From: Martin Wickman <martin.wickman@infohwy.se>
Date: Sat, 28 Oct 2000 23:50:17 +0200
To: html-tidy@w3.org
Message-ID: <73f5977d.977d73f5@infohwy.se>

Hi

I am trying to convert some html documents to wml. As we know, 
beginning with a html format and then going to wml is not that easy. It 
would be more or less a piece of cake if I could start with a data 
representation (pure xmls) and the create wml, but no... not this time 
anyway.

I have tried using Java Jtidy to get a xml representation for the html 
documents, and sure enought it seems to work. At least I can pretty 
print the document and traverse it using the org.w3c.dom specification.

In other words I can now get an xml version of the document, but I am 
not sure what to do next, and I am thus reaching out to you guys. Here 
is some ideas I have:

1. Manipulate the xml DOM representation -- removing and replacing tags 
left and right until I get the wml I want. Seems easy enough, until I 
started looking at the documents... Lots and lots of "weird" html 
elements and attributes I need to transform. Things are nested as well, 
so I cant just 'delete BODY' to get rid of it :-)

-or-

2. Using XSL in some clever way to magically get my WML documents. I 
have looked into XSL, but am not really sure how to go about it. I know 
a bit about how XSL works, but I am not sure if I can use it to my 
means.

Do you fine folks know what might be the best way to do this?

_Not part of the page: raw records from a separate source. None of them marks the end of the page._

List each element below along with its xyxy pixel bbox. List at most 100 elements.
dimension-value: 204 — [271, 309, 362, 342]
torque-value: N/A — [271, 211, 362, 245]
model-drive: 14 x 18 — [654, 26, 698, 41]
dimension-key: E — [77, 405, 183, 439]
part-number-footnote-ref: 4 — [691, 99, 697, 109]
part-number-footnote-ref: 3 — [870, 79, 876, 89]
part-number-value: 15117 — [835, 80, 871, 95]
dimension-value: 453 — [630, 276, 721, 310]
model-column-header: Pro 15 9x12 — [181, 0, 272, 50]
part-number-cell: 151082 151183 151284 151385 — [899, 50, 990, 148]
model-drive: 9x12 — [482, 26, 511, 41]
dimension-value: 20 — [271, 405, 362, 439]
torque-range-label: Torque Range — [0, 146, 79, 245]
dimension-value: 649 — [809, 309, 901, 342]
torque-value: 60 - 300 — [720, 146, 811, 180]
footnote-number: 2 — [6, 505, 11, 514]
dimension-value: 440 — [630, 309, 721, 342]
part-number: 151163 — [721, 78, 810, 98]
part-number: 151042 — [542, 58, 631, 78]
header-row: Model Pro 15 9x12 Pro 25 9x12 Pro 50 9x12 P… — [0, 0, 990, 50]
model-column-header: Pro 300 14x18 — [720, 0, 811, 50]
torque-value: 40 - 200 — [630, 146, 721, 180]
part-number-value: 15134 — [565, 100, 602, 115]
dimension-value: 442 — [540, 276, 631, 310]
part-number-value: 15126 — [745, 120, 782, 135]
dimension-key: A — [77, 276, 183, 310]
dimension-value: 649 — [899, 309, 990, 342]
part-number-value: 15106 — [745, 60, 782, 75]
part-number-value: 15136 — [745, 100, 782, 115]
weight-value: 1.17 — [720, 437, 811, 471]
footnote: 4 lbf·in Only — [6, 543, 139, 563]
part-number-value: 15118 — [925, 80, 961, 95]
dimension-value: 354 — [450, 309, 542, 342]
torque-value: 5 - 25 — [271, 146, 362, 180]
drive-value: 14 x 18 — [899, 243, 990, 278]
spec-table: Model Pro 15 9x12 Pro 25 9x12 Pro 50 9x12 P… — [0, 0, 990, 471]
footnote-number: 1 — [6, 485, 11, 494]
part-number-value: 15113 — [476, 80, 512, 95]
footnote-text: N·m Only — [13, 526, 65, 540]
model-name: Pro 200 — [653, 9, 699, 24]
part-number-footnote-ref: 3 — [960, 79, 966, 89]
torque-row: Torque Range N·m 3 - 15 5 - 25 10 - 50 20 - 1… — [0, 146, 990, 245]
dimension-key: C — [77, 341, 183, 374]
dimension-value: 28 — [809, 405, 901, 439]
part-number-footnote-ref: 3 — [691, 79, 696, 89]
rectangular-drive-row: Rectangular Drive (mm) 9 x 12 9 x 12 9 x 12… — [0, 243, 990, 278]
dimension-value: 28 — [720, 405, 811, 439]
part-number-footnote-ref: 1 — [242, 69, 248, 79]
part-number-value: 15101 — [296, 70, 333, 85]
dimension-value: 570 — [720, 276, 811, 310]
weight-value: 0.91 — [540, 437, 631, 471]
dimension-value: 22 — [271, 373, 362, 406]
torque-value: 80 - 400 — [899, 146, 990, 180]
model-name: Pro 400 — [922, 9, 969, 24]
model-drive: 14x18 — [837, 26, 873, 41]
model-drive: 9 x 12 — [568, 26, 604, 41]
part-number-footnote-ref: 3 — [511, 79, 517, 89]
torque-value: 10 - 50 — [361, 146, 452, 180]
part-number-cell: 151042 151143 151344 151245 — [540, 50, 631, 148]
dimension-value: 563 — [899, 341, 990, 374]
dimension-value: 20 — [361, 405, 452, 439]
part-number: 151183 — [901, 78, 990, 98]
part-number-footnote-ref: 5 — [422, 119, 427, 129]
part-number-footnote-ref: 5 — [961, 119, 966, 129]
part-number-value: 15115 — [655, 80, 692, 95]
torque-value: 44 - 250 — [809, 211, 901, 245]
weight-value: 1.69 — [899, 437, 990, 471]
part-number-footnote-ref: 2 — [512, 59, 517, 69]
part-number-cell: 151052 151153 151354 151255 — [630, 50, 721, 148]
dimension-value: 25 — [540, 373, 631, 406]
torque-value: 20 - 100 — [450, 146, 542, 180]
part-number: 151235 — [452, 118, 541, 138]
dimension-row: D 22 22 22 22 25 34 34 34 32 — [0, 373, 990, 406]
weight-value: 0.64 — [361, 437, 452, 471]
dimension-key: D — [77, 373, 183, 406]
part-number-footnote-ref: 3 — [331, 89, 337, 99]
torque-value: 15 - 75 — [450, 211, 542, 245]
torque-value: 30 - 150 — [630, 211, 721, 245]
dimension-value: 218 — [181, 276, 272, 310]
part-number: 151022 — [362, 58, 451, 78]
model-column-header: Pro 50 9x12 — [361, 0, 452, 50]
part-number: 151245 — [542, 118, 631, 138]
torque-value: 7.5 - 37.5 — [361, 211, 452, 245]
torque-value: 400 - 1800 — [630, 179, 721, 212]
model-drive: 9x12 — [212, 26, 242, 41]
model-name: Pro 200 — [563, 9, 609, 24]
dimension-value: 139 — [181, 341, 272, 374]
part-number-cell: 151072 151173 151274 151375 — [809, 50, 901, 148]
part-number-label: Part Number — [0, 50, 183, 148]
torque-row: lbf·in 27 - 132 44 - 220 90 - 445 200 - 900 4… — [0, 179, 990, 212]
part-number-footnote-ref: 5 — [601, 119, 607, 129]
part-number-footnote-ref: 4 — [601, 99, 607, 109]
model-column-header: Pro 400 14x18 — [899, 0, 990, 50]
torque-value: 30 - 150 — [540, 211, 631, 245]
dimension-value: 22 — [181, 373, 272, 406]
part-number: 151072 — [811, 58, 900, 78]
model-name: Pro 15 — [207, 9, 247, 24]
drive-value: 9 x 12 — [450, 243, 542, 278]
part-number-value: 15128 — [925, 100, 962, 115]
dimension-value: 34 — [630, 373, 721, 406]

Maybe 
provide some useful pointers or additional ideas to help me out?

I do have some control over how the html document gets created, so I 
can force the people creating them not to use extremely weird stuff. 
This means I am NOT trying to create a 100% general solution which can 
handle any arbitrary html document

/Cheers!

Received on Saturday, 28 October 2000 17:48:10 UTC